Читать ««Меж зыбью и звездою» («Две беспредельности» Ф.И. Тютчева)» онлайн - страница 3

Наталья Иртенина

Вот детали внешности Тютчева в восприятии ребенка (таким его запомнил сын поэта Ф.Ф.Тютчев, которому в год смерти отца было 13 лет): «На плотно сжатых губах постоянно блуждала грустная и в то же время ироническая улыбка, а глаза, задумчивые и печальные, смотрели сквозь стекла очков загадочно, как бы что-то прозревая впереди. И в этой улыбке и в этом грустно-ироническом взгляде сквозила как бы жалость ко всему окружающему, а равно и к самому себе. Если человеческая душа, покинувшая бренную оболочку, имела бы свою физиономию, она бы должна была смотреть именно такими глазами и с такой улыбкой на брошенный ею мир». Но Тютчев не преувеличивал разницу между ребенком и взрослым, между миром детских игрушек и взрослых игр, наоборот, он уменьшал эту разность, это расстояние: «Федор Иванович, когда обращался к детям… держался с ними совершенно особенного тона, совсем как бы со взрослыми… он говорил с ними вовсе уж не детским языком». Для него это был один «брошеный мир» человеков, брошенный не им (хотя он то и дело покидал его, погружаясь в одному ему ведомый «мир пророческий духов» — в свою вторую, а может, и даже скорее всего, первую реальность), но покинутый кем-то, кто бы мог помочь человеку противостоять року, бороться с ним, отражать его удары, победить его.

«Ночная» сторона поэзии Тютчева дает отчетливое понятие о призрачности, непрочности, безопорности и безнадежности, безысходности этого «брошеного мира», который Федор Иванович умел видеть не как человек — снизу, с земли, а так, как видит его небожитель, — сверху и беспристрастно. Но это беспристрастие — лишь кажущееся, вернее, это только форма для содержания, полного страсти, тревоги и настоящего отчаяния. «Ночная душа» скорбит о человеке и его покинутости, его голом, ничем не прикрытом существовании: «непрочность человеческой жизни — единственная вещь на земле, которую никакие разглагольствования и никакое ораторское красноречие никогда не в силах будут преувеличить». Тревога — та самая экзистенциальная тревога человека, сознающего себя и свою беспредельную свободу в пределах рока, — она не дает покоя поэту. Тревога — постоянная и неизменная — за судьбы мира и человека, за исход борьбы вселенских стихий добра и зла стала неизменным спутником Тютчева, полноправным жителем его души, привычной тяжестью, которая не дает равновесия — но без нее уже невозможно ни идти, ни стоять — только падать и лежать. Жизнь превратилась в тревогу и отчаяние, иной жизни — вне этого — не было.

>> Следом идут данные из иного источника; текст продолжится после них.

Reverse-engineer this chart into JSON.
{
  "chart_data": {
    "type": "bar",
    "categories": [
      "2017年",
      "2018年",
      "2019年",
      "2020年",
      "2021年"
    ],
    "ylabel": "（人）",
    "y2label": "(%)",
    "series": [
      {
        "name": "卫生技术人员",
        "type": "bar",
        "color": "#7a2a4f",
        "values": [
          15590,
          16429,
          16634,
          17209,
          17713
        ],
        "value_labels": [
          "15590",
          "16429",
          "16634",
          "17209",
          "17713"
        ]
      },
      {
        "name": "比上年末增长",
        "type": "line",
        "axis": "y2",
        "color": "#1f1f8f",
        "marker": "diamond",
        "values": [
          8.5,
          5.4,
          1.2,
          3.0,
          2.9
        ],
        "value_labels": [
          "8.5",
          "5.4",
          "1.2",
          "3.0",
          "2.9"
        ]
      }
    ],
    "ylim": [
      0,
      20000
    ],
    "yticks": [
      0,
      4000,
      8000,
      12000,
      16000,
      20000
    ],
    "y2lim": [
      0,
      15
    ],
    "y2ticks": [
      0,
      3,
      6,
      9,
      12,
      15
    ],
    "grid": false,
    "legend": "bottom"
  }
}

Наделенный способностью умом объять необъятное, свойством «охватывать борьбу во всем ее исполинском объеме и развитии», Тютчев не мог самоустраняться из этой борьбы: необъятное входило в него, как часть его самого, оно требовало личной ответственности за все происходящее, за все свершающееся. Оно требовало соотнесения личного и космического, вселенского, оно повелевало мерить свою жизнь — жизнь человека — мерками всего мироздания, всего живого бытия. Оно ставило перед выбором, перед бесчисленными «или-или», наполнявшими это необъятное. От того, какой путь, какое решение будет выбрано — зависят судьбы мира. Такое понимание сущности жизни, такая степень сознания своей личной ответственности, такой масштаб отождествления себя (своей частности, конкретности) со всем миром (с общечеловеческим, и больше — космическим) — весь этот недостижимый идеал будущей экзистенциальной философии странным образом был воплощен в камергере Его Императорского величества, главе Комитета иностранной цензуры, завсегдатае светских салонов, популярном в высшем обществе острослове — Федоре Ивановиче Тютчеве. Об этом лучше всего говорят, нет, даже кричат, вопиют его стихи — боль и стон мятущейся души, изнемогающей под непосильным бременем знания и ответственности — за себя и за весь человеческий род, «свершающий свой подвиг бесполезный». Но не меньше об этом свидетельствует и сама его жизнь.